Andrei Yuryevich Sokolov (Андрей Юрьевич Соколов, Andrejs Sokolovs; born 23 February 1972) is a Soviet/Latvian chess player. He was awarded the International Master title in 1992.

==Biography==
In the late 1980s and early 1990s, Andrei Sokolov was one of the best chess players in Latvia. He regularly participated in the Latvian Chess Championship. He received 2nd place in 1990 (won Edvīns Ķeņģis) and in 1994 (won Valerij Zhuravliov).
Andrei Sokolov played for Latvia in Chess Olympiads:
- In 1994, at reserve board in the 31st Chess Olympiad in Moscow (+1 −1 =6);
- In 1996, at fourth board in the 32nd Chess Olympiad in Yerevan (+1 −1 =6).

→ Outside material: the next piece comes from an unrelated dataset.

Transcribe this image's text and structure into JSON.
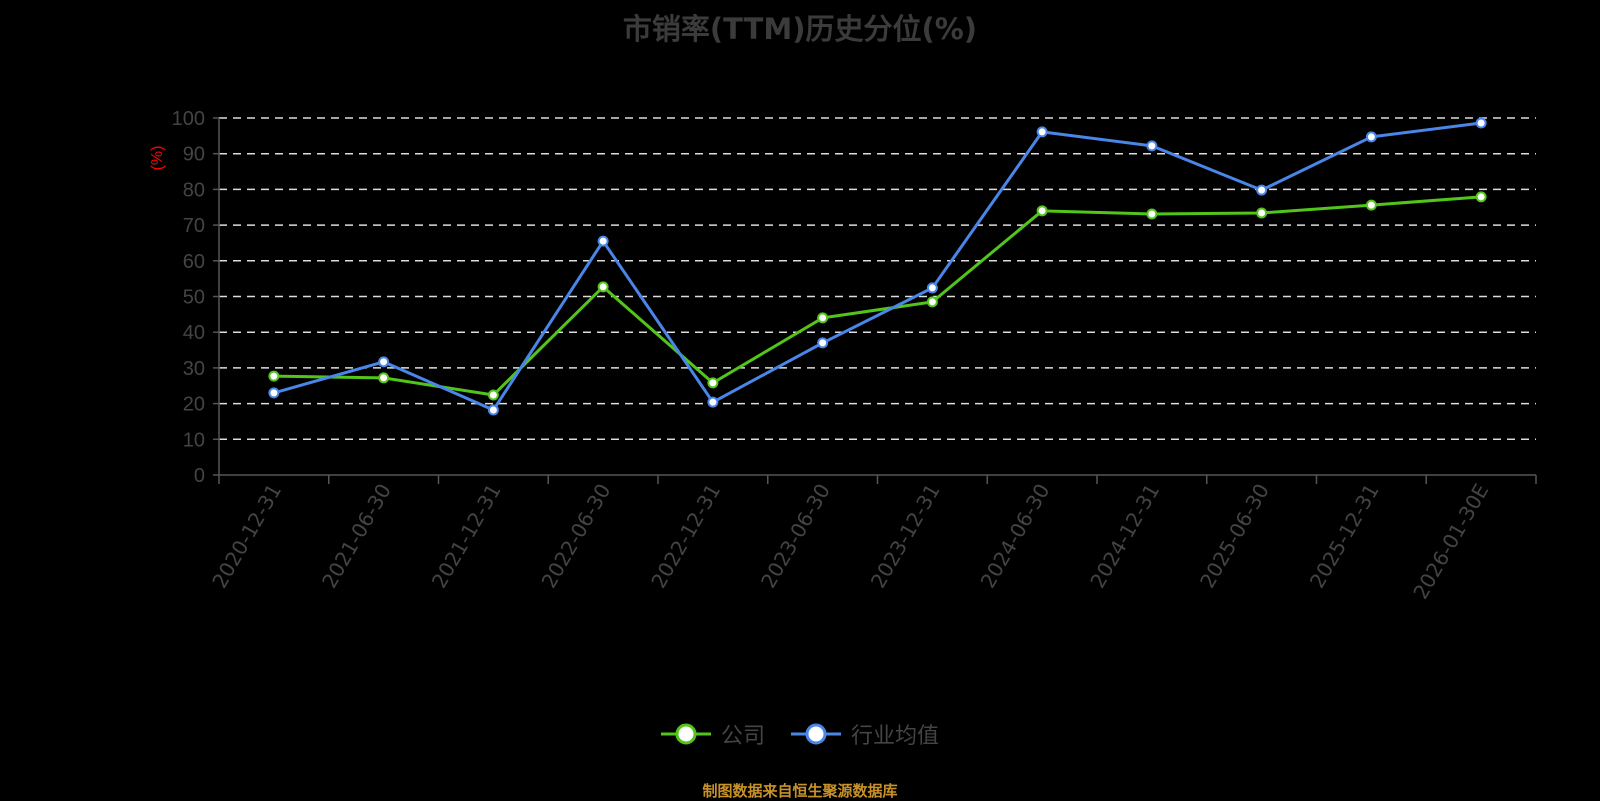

Andrei Sokolov played for Latvia in European Team Chess Championship:
- In 1992, at fourth board in Debrecen (+0 −1 =6);
Since 2002, Sokolov rarely participated in serious chess tournaments, but kept place in the top ten players in Latvia according to the FIDE rating. He currently lives in Veliky Novgorod and playing in fast chess tournaments. In 2013, Sokolov won the Open Championship of Novgorod Oblast in rapid and blitz chess.